Existe desde hace más de 500 años, un pueblo típico de la Venezuela provinciana, con sus características propias, aún todavía perviven casas largas de adobe y bahareque con el tradicional techo a dos aguas, patio central adornado con verdes y pequeños arboles florales y el incomparable calor humano de sus habitantes, sus calles descienden con la mirada al mar, legionarias de tanta historia popular y condiciones intrínsecas que lo hacen distinto, incomparable e inolvidable para sus habitantes, maravilloso para quienes lo visitan por primera vez, acogedor para los que pernoctan y tienen oportunidad de ver sus lunas llenas y oír los compases de las guitarras y la voz de sus trovadores participar en una serenata con aquellos boleros de siempre con el murmullo de las olas marinas besando el litoral, despertar debajo de una ventana a esperar que la suave mano de la mujer amada encienda la luz de la receptividad del eco del amor surtiendo efecto emotivo en lo profundo del alma, sentimiento ancestral que confunde el amor platónico con el posible o real efecto de soñar y transmitir en una melodía todo la fuerza de esa tradición que pervive y se niega a desaparecer a pesar de los embates de la dejadez y abandono destructivo que dejaron los dos últimos gobiernos socialistas, una década de atraso convertida en imperdonable insolencia asociada con el comején, la indiferencia y el deshonor que tanto daño produjo a este pueblo maravilloso que lo merece todo y mucho más.

Con mucha dificultad pero con firmeza comienza a respirarse aire nuevo, a pesar que sus calles centrales invadidas y ocupadas por habitantes ocasionales, la mayoría extranjeros o de otros estados del pais cuyo único interés es explotar su rama comercial en beneficio propio lesionan su imagen ensuciando y contaminando su ambiente dejando un desagradable olor de impotencia, tristeza e inconformidad, esas sufridas calles a ratos suspiran cuando se ven adornadas por el paso de sus hermosísimas mujeres y sus historiadores y poetas confundidos con pescadores, pintores, deportistas, escultores, transportistas, estudiantes activan el sueño que ahora despierta con mucha intensidad.

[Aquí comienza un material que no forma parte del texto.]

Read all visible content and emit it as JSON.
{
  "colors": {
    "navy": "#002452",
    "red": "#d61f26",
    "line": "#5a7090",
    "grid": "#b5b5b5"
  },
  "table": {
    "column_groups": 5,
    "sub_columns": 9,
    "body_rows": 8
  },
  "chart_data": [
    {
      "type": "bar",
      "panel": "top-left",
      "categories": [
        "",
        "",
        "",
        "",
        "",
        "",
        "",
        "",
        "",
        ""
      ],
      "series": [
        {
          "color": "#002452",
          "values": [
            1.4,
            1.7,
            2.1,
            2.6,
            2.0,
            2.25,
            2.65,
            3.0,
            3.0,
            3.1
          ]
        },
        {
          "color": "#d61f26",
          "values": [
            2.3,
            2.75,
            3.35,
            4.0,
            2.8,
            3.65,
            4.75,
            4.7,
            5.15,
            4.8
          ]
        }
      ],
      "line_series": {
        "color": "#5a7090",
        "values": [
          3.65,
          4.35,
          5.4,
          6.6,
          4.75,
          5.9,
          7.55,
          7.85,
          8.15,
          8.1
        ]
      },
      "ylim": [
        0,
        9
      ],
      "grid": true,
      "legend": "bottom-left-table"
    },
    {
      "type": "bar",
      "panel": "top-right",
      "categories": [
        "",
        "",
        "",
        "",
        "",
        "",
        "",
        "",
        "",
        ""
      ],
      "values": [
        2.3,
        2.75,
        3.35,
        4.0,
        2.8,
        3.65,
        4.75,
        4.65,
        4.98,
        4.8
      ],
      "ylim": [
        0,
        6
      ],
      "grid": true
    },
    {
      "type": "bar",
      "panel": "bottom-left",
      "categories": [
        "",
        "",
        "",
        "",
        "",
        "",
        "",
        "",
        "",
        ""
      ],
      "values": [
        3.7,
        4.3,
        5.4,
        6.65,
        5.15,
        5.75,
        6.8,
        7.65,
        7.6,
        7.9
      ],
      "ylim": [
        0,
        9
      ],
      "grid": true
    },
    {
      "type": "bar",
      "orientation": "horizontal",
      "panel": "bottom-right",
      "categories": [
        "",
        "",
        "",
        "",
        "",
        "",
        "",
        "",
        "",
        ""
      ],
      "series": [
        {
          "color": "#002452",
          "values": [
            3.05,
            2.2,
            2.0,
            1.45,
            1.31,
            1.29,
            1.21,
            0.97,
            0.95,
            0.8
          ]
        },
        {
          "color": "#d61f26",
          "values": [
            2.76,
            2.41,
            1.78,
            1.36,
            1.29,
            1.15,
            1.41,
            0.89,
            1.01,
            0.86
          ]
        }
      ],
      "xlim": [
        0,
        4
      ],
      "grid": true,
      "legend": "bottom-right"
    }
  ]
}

Los Cumareberos y zamoranos tenemos que crear conciencia positiva, señalar los responsables de los dos últimos gobiernos anteriores como la devoradora maquina destructiva que cual comején invadió nuestras estructura espiritual y comenzar a recomponer el municipio, una ola de voluntades que aporten iniciativas enaltecedoras y se alinean con el alcalde Orlando Millán comprometido en cuerpo y alma en atender personalmente las mejoras del servicio eléctrico, el servicio de agua por acueducto, aseo urbano, botes de aguas servidas que azotan al municipio y cuya respuesta oficial había desaparecido, superar esas secuelas conformistas y promover un cambio activo y positivo para reconstruir el mérito ganado con dedicación y prestancia de ser llamada la Perla de Falcón, seguimos rodeados de amenazas, nubes cargadas de miseria contaminante y aprovechadores de ocasión rondan el futuro, No nos equivoquemos ni nos confiemos los daños sufridos nos alertan, paciente pero seguro vamos subiendo a la superficie, Cumarebo lo merece, nosotros juntos lo podemos hacer, hagámoslo.